Investigator, BC Children’s Hospital & Principal Investigator, Centre for Molecular Medicine and Therapeutics
Dr. van Karnebeek’s research aims to discover new inborn errors of metabolism, a class of genetic diseases that is particularly amenable to treatment. Her team uses a multidisciplinary approach involving the study of three “-omics” in patients: phenomics, their physical and biochemical properties, genomics, their genetic information, and metabolomics, their metabolite profiles. She established two large collaborative efforts, the Treatable Intellectual Disability Endeavor in BC (TIDEBC.org with Sylvia Stockler) and the international Omics2TreatID (omics2treatid.org), aimed at harnessing these new technologies for the discovery of genetic defects in children who present with intellectual disabilities and providing clinicians with the tools for early recognition and management.

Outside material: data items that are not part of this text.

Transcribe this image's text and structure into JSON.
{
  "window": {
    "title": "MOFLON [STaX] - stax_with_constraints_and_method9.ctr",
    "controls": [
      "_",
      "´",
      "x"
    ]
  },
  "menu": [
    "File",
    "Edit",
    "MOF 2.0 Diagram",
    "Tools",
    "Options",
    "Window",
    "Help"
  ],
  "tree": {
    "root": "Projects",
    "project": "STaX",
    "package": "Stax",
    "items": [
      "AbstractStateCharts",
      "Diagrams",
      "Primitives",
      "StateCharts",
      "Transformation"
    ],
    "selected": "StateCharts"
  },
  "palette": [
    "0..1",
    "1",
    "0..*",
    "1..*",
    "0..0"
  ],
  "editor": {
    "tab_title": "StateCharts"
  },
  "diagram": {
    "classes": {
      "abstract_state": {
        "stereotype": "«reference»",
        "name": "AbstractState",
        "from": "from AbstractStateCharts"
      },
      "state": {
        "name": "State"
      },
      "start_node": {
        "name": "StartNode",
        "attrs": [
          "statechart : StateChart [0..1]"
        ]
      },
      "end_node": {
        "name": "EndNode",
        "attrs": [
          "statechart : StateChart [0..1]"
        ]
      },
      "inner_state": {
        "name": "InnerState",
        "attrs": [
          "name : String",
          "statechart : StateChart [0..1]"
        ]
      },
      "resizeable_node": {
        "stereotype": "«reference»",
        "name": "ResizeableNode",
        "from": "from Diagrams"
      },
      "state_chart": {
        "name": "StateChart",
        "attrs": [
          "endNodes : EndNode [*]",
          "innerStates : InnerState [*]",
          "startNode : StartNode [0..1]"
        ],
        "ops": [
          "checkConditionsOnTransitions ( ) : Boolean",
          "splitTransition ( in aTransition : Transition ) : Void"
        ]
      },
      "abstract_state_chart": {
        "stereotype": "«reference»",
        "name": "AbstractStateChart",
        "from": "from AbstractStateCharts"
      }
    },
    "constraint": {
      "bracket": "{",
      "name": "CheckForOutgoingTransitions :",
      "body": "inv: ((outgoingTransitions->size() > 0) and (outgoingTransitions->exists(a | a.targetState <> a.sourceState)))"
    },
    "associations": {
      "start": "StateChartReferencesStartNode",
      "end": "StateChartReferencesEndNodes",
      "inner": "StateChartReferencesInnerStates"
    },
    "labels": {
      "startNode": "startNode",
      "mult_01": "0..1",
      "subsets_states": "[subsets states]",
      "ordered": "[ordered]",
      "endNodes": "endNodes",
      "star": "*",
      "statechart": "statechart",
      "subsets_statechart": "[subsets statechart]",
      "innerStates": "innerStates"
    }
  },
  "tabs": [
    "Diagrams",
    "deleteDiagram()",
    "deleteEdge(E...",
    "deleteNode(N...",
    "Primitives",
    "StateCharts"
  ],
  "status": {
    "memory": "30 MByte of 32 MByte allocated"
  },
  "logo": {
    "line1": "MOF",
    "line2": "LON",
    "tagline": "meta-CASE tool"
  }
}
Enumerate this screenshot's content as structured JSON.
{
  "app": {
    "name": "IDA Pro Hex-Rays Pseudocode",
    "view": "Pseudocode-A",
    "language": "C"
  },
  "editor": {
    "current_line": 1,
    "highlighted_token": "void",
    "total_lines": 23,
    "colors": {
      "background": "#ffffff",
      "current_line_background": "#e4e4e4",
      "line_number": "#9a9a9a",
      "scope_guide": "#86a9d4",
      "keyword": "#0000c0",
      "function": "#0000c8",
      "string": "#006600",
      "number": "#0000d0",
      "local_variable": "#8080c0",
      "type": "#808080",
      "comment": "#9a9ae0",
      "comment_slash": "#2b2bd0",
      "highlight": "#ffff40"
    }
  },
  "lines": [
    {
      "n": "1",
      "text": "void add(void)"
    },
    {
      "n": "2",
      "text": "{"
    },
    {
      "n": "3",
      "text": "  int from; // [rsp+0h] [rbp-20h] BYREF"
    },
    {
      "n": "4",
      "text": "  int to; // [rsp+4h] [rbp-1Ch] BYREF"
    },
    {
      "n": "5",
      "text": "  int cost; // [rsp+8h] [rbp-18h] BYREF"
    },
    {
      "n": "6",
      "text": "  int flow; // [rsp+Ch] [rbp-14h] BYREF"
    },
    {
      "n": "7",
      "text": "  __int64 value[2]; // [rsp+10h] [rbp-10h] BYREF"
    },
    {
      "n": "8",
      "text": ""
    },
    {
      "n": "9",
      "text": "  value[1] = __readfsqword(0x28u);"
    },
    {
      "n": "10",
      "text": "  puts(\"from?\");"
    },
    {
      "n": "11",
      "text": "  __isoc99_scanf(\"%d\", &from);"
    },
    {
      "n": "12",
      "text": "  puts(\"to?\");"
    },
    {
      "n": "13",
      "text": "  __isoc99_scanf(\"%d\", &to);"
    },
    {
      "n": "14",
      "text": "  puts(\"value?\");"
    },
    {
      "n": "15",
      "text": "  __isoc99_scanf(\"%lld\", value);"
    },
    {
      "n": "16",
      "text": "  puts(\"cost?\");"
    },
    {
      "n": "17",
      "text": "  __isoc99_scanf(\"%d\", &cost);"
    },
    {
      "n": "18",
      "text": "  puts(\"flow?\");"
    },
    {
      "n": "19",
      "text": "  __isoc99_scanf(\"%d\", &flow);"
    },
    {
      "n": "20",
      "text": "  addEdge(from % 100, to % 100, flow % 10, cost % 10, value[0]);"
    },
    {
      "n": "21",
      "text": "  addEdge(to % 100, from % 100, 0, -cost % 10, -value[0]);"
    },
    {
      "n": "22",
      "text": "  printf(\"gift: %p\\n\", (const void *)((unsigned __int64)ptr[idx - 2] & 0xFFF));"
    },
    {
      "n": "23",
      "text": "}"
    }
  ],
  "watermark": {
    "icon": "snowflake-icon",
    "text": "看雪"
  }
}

Dr. van Karnebeek and her team already successfully identified a number of these defects, developed new treatments and were able to enhance the identification of these diseases in BC Children’s Hospital. Over the past two years, 400 children with intellectual disability were systematically screened, and 5% were identified to have treatable conditions; treatment in these cases improved behaviour, cognition and often changed the lives of the whole family.
These diagnostic tools – a protocol supported by the Treatable-ID.org App – are now used by physicians around the world, allowing them to recognize diseases in newborns and treat these vulnerable patients before they suffer important brain damage.